There are several problems with the player names that we need to fix, in order to create a tidy data frame:
Missing data should be represented by NAs, instead of explanations such as “started in 1905”, “tournament not created”, “World War I”, etc.
HTML tags (for national flags) should be removed
Other special characters such as footnotes, asterisks, etc. should be removed.
# basic data cleaning for player names
# (a) replace with NA the following entries:
# - starting with "tournament" or "Tournament"
# - starting with "started", "Started"
# - starting with "world", "World"
# - starting with "France", "Open", "Amateur"
# (b) remove html tags and other special characters, etc. (anything not alphanum, space or punctuation)
# (c) remove ending (m/n) and asterisks
# regular expressions for str_replace_all function
repl <- c("^[Tt]ournament.*" = NA_character_,
"^[Ss]tarted.*" = NA_character_,
"^[Ww]orld.*" = NA_character_,
"^France.*" = NA_character_,
"^Open.*" = NA_character_,
"^Amateur.*" = NA_character_,
"[^[:alnum:]\\s[:punct:]]" = "",
"(\\(.+\\))*(\\*)*$" = ""
)
df1$Player <- df1$Player %>% str_replace_all(repl)
tail(df1, 20)
## # A tibble: 20 x 3
## Year Tournament Player
## <int> <chr> <chr>
## 1 1999 US Andre Agassi
## 2 2000 US Marat Safin
## 3 2001 US Lleyton Hewitt
## 4 2002 US Pete Sampras
## 5 2003 US Andy Roddick
## 6 2004 US Roger Federer
## 7 2005 US Roger Federer
## 8 2006 US Roger Federer
## 9 2007 US Roger Federer
## 10 2008 US Roger Federer
## 11 2009 US Juan Martn del Potro
## 12 2010 US Rafael Nadal
## 13 2011 US Novak Djokovic
## 14 2012 US Andy Murray
## 15 2013 US Rafael Nadal
## 16 2014 US Marin ?ili?
## 17 2015 US Novak Djokovic
## 18 2016 US Stan Wawrinka
## 19 2017 US Rafael Nadal
## 20 2018 US Novak Djokovic
This is looking much better now. However, there’s still a problem, in that country information is included for some players the first time the player appears on the list. This country information, if it’s complete for all players, may be useful. Let’s separate out the country information into a separate table, and then join the available country data with the player names.

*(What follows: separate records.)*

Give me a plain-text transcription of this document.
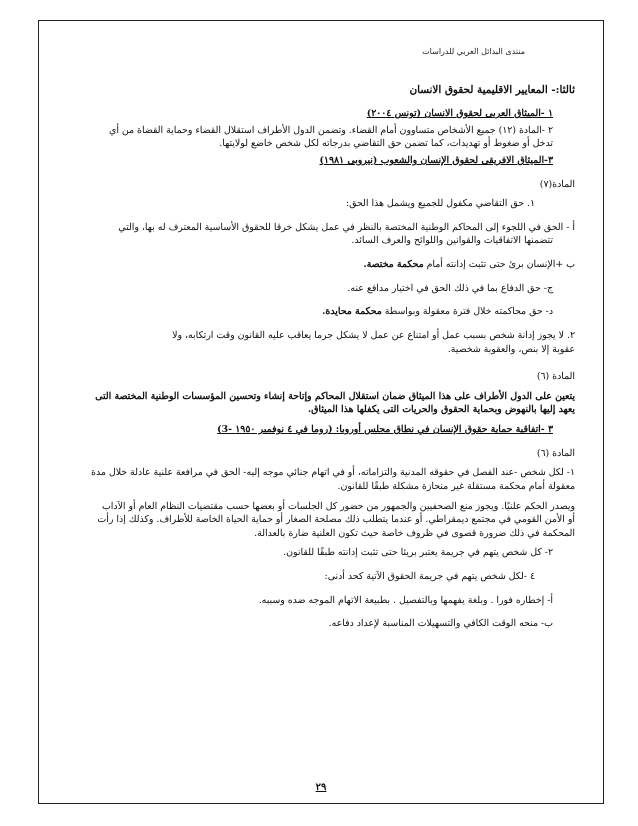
منتدى البدائل العربي للدراسات

ثالثا:- المعايير الاقليمية لحقوق الانسان

١ -الميثاق العربى لحقوق الانسان (تونس ٢٠٠٤)

٢ -المادة (١٢) جميع الأشخاص متساوون أمام القضاء. وتضمن الدول الأطراف استقلال القضاء وحماية القضاة من أي

تدخل أو ضغوط أو تهديدات، كما تضمن حق التقاضي بدرجاته لكل شخص خاضع لولايتها.

٣-الميثاق الافريقى لحقوق الإنسان والشعوب (نيروبى ١٩٨١)

المادة(٧)

١. حق التقاضي مكفول للجميع ويشمل هذا الحق:

أ - الحق في اللجوء إلى المحاكم الوطنية المختصة بالنظر في عمل يشكل خرقا للحقوق الأساسية المعترف له بها، والتي

تتضمنها الاتفاقيات والقوانين واللوائح والعرف السائد.

ب +الإنسان برئ حتى تثبت إدانته أمام محكمة مختصة.

ج- حق الدفاع بما في ذلك الحق في اختيار مدافع عنه.

د- حق محاكمته خلال فترة معقولة وبواسطة محكمة محايدة.

٢. لا يجوز إدانة شخص بسبب عمل أو امتناع عن عمل لا يشكل جرما يعاقب عليه القانون وقت ارتكابه، ولا

عقوبة إلا بنص، والعقوبة شخصية.

المادة (٦)

يتعين على الدول الأطراف على هذا الميثاق ضمان استقلال المحاكم وإتاحة إنشاء وتحسين المؤسسات الوطنية المختصة التى

يعهد إليها بالنهوض وبحماية الحقوق والحريات التى يكفلها هذا الميثاق.

٣ -اتفاقية حماية حقوق الإنسان في نطاق مجلس أوروبا: (روما في ٤ نوفمبر ١٩٥٠ -3)

المادة (٦)

١- لكل شخص -عند الفصل في حقوقه المدنية والتزاماته، أو في اتهام جنائي موجه إليه- الحق في مرافعة علنية عادلة خلال مدة

معقولة أمام محكمة مستقلة غير منحازة مشكلة طبقًا للقانون.

ويصدر الحكم علنيًا. ويجوز منع الصحفيين والجمهور من حضور كل الجلسات أو بعضها حسب مقتضيات النظام العام أو الآداب

أو الأمن القومي في مجتمع ديمقراطي. أو عندما يتطلب ذلك مصلحة الصغار أو حماية الحياة الخاصة للأطراف. وكذلك إذا رأت

المحكمة في ذلك ضرورة قصوى في ظروف خاصة حيث تكون العلنية ضارة بالعدالة.

٢- كل شخص يتهم في جريمة يعتبر بريئا حتى تثبت إدانته طبقًا للقانون.

٤ -لكل شخص يتهم في جريمة الحقوق الآتية كحد أدنى:

أ- إخطاره فورا . وبلغة يفهمها وبالتفصيل . بطبيعة الاتهام الموجه ضده وسببه.

ب- منحه الوقت الكافي والتسهيلات المناسبة لإعداد دفاعه.

٢٩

# check player names with country information
df1$Player %>% str_subset(":")
## [1] "AUS:Rodney Heath" "NZL:Anthony Wilding"
## [3] "PER:Alex Olmedo" "RSA:Johan Kriek"
## [5] "GER: Boris Becker" "CZE:Petr Korda"
## [7] "SRB:Novak Djokovic" "FRA:Jean Schopfer"
## [9] "GER:Gottfried von Cramm" "GER: Gottfried von Cramm"
## [11] "HUN:Jzsef Asbth" "EGY:Jaroslav Drobn"
## [13] "SWE:Sven Davidson" "ITA:Nicola Pietrangeli"
## [15] "ESP:Manuel Santana" "TCH:Jan Kode"
## [17] "ARG:Guillermo Vilas" "ECU:Andrs Gmez"
## [19] "AUT:Thomas Muster" "RUS:Yevgeny Kafelnikov"
## [21] "BRA:Gustavo Kuerten" "GBR:Spencer Gore"
## [23] "EGY: Jaroslav Drobn" "FRG:Boris Becker"
## [25] "NED:Richard Krajicek" "SUI:Roger Federer"
## [27] "USA:Richard Sears" "MEX:Rafael Osuna"
## [29] "ROU:Ilie N?stase"
# put country info at end of string, then separate player name and country
df1$Player <- df1$Player %>% str_replace("^(\\w+)(\\s*:\\s*)(.+)", "\\3:\\1")
# temp will store temporary player & country info
temp <- str_split(df1$Player, ":", simplify = TRUE)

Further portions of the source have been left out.